С трудом мы подняли Мишу на ноги, его всё ещё лихорадило, и уложили в дальний угол кладовки, под нависшей лестницей. Я укрыла его по горло одеялом, сверху бросила два старых пальто. Отец пошёл встречать немцев. Я тоже вышла к ним.
Те немцы, кого мы уже знали, обычно бывали вежливы с нами, порою даже откровенны. Помню, один полковник, участливо глядя на меня сквозь очки без оправы, сказал, что мне нужно ехать в Германию — там я смогу хотя бы найти работу, а когда окончится война, быть может, выйду замуж за немца. Когда я ответила, что не хочу за немца, он пожал плечами и так же сочувственно сказал, что другого пути, к сожалению, нет.
Но этих немцев мы не знали. Они очень замёрзли, вид у них был довольно жалкий, испуганный и в то же время внушающий страх. Офицер спросил, кто ещё в доме, кроме нас.
— Работница, — сказал отец и позвал: — Анка!
— Больше никого?
— Нет.
— Мы сами осмотрим.
У меня остановилось сердце.
— Пожалуйста, — сказал отец. — Идёмте…
Немцы, как были, не раздеваясь, пошли по дому. Двое из них сняли с плеч автоматы.

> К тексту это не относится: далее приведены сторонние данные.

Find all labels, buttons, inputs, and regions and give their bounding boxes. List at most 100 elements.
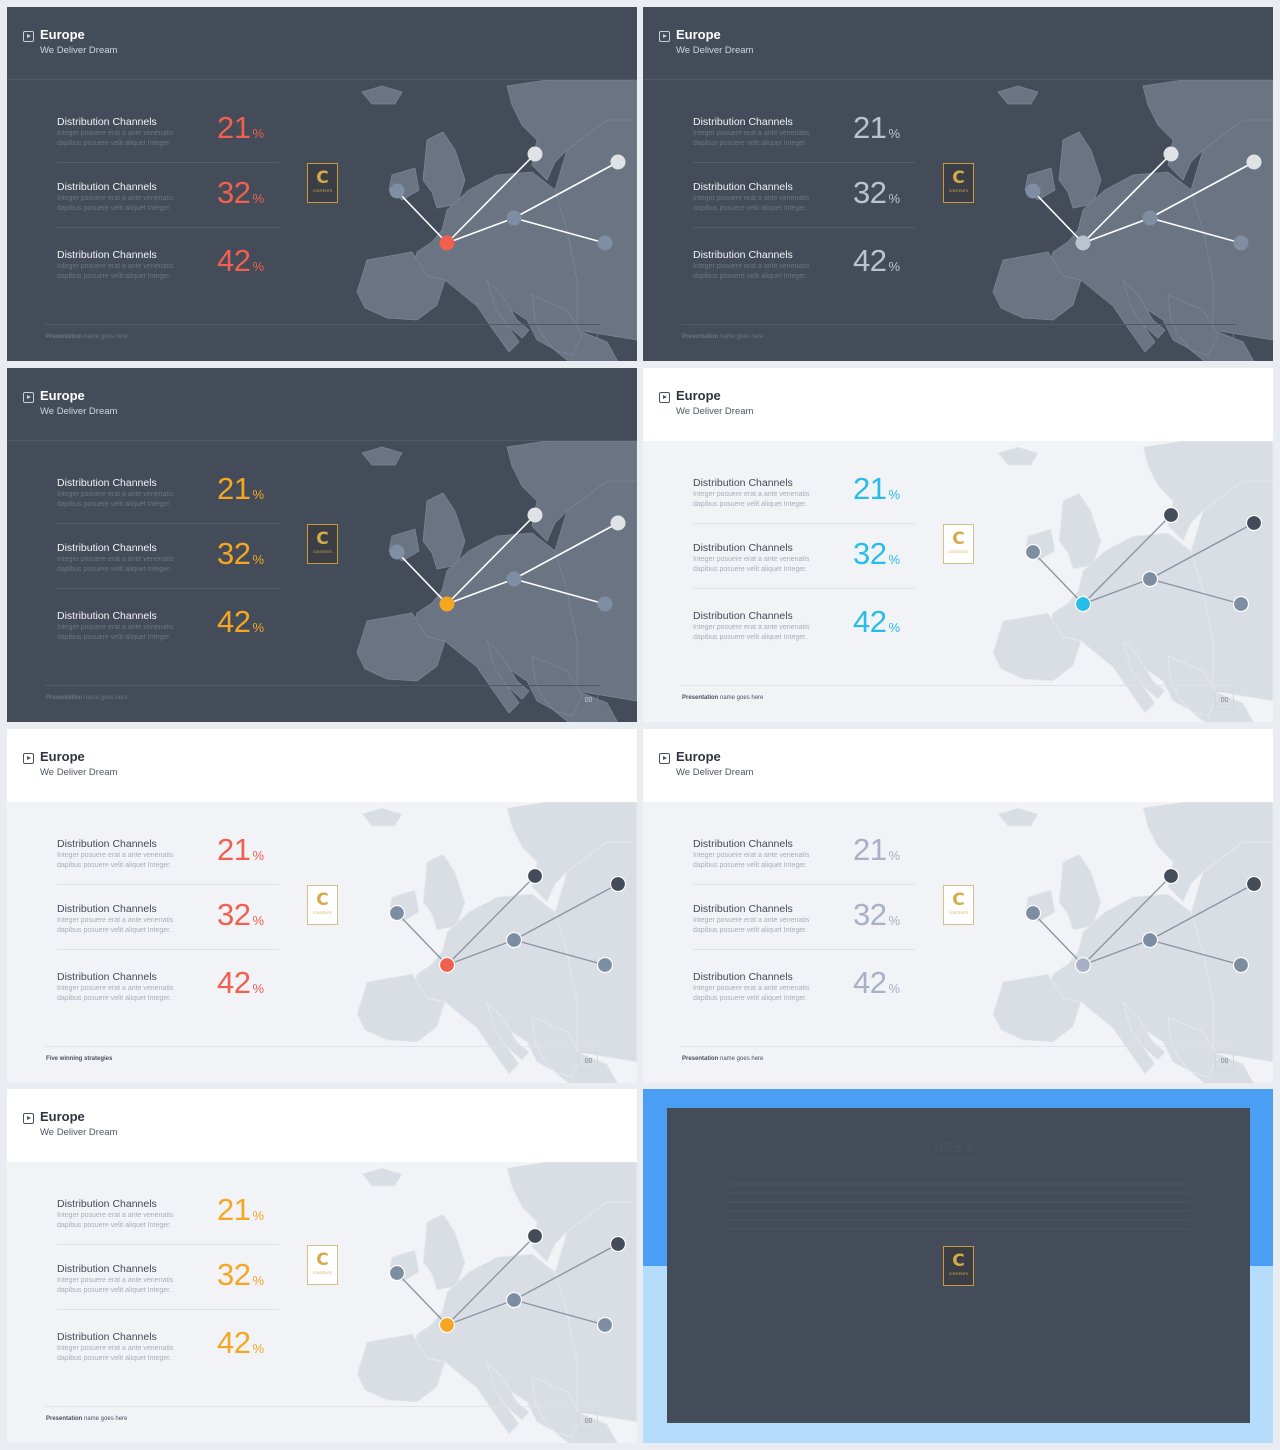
copyright-subtitle: Copyright Notice — [936, 1156, 981, 1162]
route-line — [513, 883, 619, 941]
stat-unit: % — [252, 259, 264, 274]
page-number: 00 — [579, 691, 598, 710]
map-landmass — [361, 1167, 403, 1187]
slide-header: Europe We Deliver Dream — [643, 729, 1273, 802]
route-line — [1149, 939, 1242, 966]
page-number — [579, 330, 598, 349]
route-line — [1032, 190, 1084, 244]
map-landmass — [361, 446, 403, 466]
slide-3[interactable]: Europe We Deliver Dream Distribution Chann… — [7, 368, 637, 722]
slide-title: Europe — [676, 388, 721, 403]
stat-number: 42 — [853, 965, 887, 1000]
contents-logo: C CONTENTS — [307, 885, 338, 925]
stat-unit: % — [252, 1208, 264, 1223]
footer-bold: Presentation — [46, 695, 83, 701]
contents-logo: C CONTENTS — [943, 163, 974, 203]
footer-bold: Five winning strategies — [46, 1056, 113, 1062]
stat-divider — [57, 588, 279, 589]
stat-description: Integer posuere erat a ante venenatis da… — [57, 556, 174, 573]
slide-4[interactable]: Europe We Deliver Dream Distribution Chann… — [643, 368, 1273, 722]
footer-rest: name goes here — [82, 1416, 128, 1422]
route-line — [446, 153, 536, 244]
play-icon[interactable] — [659, 753, 670, 764]
stat-unit: % — [252, 913, 264, 928]
map-landmass — [486, 639, 530, 700]
map-landmass — [1058, 853, 1102, 931]
stat-label: Distribution Channels — [693, 477, 793, 489]
map-landmass — [997, 807, 1039, 827]
stat-description: Integer posuere erat a ante venenatis da… — [693, 852, 810, 869]
map-landmass — [1167, 1016, 1219, 1078]
stat-label: Distribution Channels — [57, 116, 157, 128]
route-node — [1074, 956, 1092, 974]
stat-value: 21% — [217, 832, 264, 868]
play-icon[interactable] — [23, 753, 34, 764]
route-line — [513, 578, 606, 605]
stat-description: Integer posuere erat a ante venenatis da… — [57, 1345, 174, 1362]
footer-divider — [45, 1046, 600, 1047]
stat-number: 21 — [217, 110, 251, 145]
stat-value: 21% — [853, 832, 900, 868]
map-landmass — [992, 251, 1082, 321]
stat-unit: % — [252, 552, 264, 567]
stat-block: Distribution Channels Integer posuere era… — [57, 1192, 279, 1256]
map-landmass — [422, 492, 466, 570]
stat-label: Distribution Channels — [693, 903, 793, 915]
route-line — [1149, 217, 1242, 244]
play-icon[interactable] — [659, 31, 670, 42]
route-line — [513, 161, 619, 219]
contents-logo: C CONTENTS — [943, 1246, 974, 1286]
stat-number: 42 — [217, 243, 251, 278]
slide-subtitle: We Deliver Dream — [40, 406, 118, 417]
stat-number: 42 — [217, 965, 251, 1000]
stat-block: Distribution Channels Integer posuere era… — [693, 897, 915, 961]
slide-title: Europe — [40, 27, 85, 42]
slide-2[interactable]: Europe We Deliver Dream Distribution Chann… — [643, 7, 1273, 361]
stat-label: Distribution Channels — [57, 903, 157, 915]
footer-bold: Presentation — [46, 1416, 83, 1422]
footer-divider — [45, 1406, 600, 1407]
europe-map — [992, 80, 1273, 361]
stat-block: Distribution Channels Integer posuere era… — [57, 471, 279, 535]
play-icon[interactable] — [23, 392, 34, 403]
stat-number: 42 — [217, 604, 251, 639]
slide-subtitle: We Deliver Dream — [676, 406, 754, 417]
route-node — [609, 1235, 627, 1253]
stat-unit: % — [888, 848, 900, 863]
stat-divider — [57, 1244, 279, 1245]
play-icon[interactable] — [23, 31, 34, 42]
slide-6[interactable]: Europe We Deliver Dream Distribution Chann… — [643, 729, 1273, 1083]
europe-map — [356, 80, 637, 361]
slide-5[interactable]: Europe We Deliver Dream Distribution Chann… — [7, 729, 637, 1083]
stat-divider — [57, 162, 279, 163]
stat-divider — [57, 227, 279, 228]
play-icon[interactable] — [23, 1113, 34, 1124]
stat-description: Integer posuere erat a ante venenatis da… — [693, 195, 810, 212]
page-number: 00 — [1215, 691, 1234, 710]
footer-rest: name goes here — [718, 695, 764, 701]
slide-7[interactable]: Europe We Deliver Dream Distribution Chann… — [7, 1089, 637, 1443]
footer-divider — [681, 1046, 1236, 1047]
stat-unit: % — [888, 191, 900, 206]
contents-logo: C CONTENTS — [307, 1245, 338, 1285]
stat-description: Integer posuere erat a ante venenatis da… — [57, 130, 174, 147]
route-node — [1075, 235, 1091, 251]
stat-block: Distribution Channels Integer posuere era… — [693, 965, 915, 1029]
stat-description: Integer posuere erat a ante venenatis da… — [57, 917, 174, 934]
play-icon[interactable] — [659, 392, 670, 403]
stat-description: Integer posuere erat a ante venenatis da… — [57, 985, 174, 1002]
stat-block: Distribution Channels Integer posuere era… — [57, 110, 279, 174]
stat-divider — [693, 884, 915, 885]
slide-1[interactable]: Europe We Deliver Dream Distribution Chann… — [7, 7, 637, 361]
route-node — [527, 507, 543, 523]
stat-number: 42 — [217, 1325, 251, 1360]
stat-description: Integer posuere erat a ante venenatis da… — [57, 852, 174, 869]
route-line — [446, 1299, 515, 1326]
route-node — [1245, 514, 1263, 532]
map-landmass — [356, 1333, 446, 1403]
europe-map — [356, 441, 637, 722]
stat-unit: % — [252, 487, 264, 502]
stat-description: Integer posuere erat a ante venenatis da… — [693, 130, 810, 147]
contents-logo: C CONTENTS — [307, 524, 338, 564]
route-line — [396, 912, 448, 966]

Я молила Бога, чтобы они не зашли в кладовку. Показала комнаты, чердак, какие-то закоулки.
— А это?
— Кладовка, — сказал спокойно отец.
Офицер толкнул дверь.
— Кто это? — крикнул он, а унтер-офицер вскинул автомат.
Я думала, что сейчас упаду, но вместо этого, сама не знаю, как получилось, подбежала к месту, где лежал Миша, и, обернувшись к немцам, сказала:
— Ой, да это Яцек! Наш конюх… Пьяный, как свинья… Папа и не знал… Я ему велела тут лечь, пока не проспится… Где только шнапс берет?
Для правдоподобия, кажется, даже толкнула ногой неподвижное тело Миши. И смертельно испугалась: вдруг он приподнимется, высвободит раненую руку, проговорит что-то по-русски!
При слове «шнапс» немцы оживились, заулыбались.
— Шнапс хорошо, — сказал офицер.
— Сейчас будет, — сказал отец. — И обед тоже… Анка!
Не помню, как прошёл тот день. Немцы наелись, напились и ушли ещё засветло. А поздно ночью приехал на подводе доктор с тремя партизанами. Мише стало немного лучше, он был уже в полном сознании и понимал, что оставаться у нас нельзя.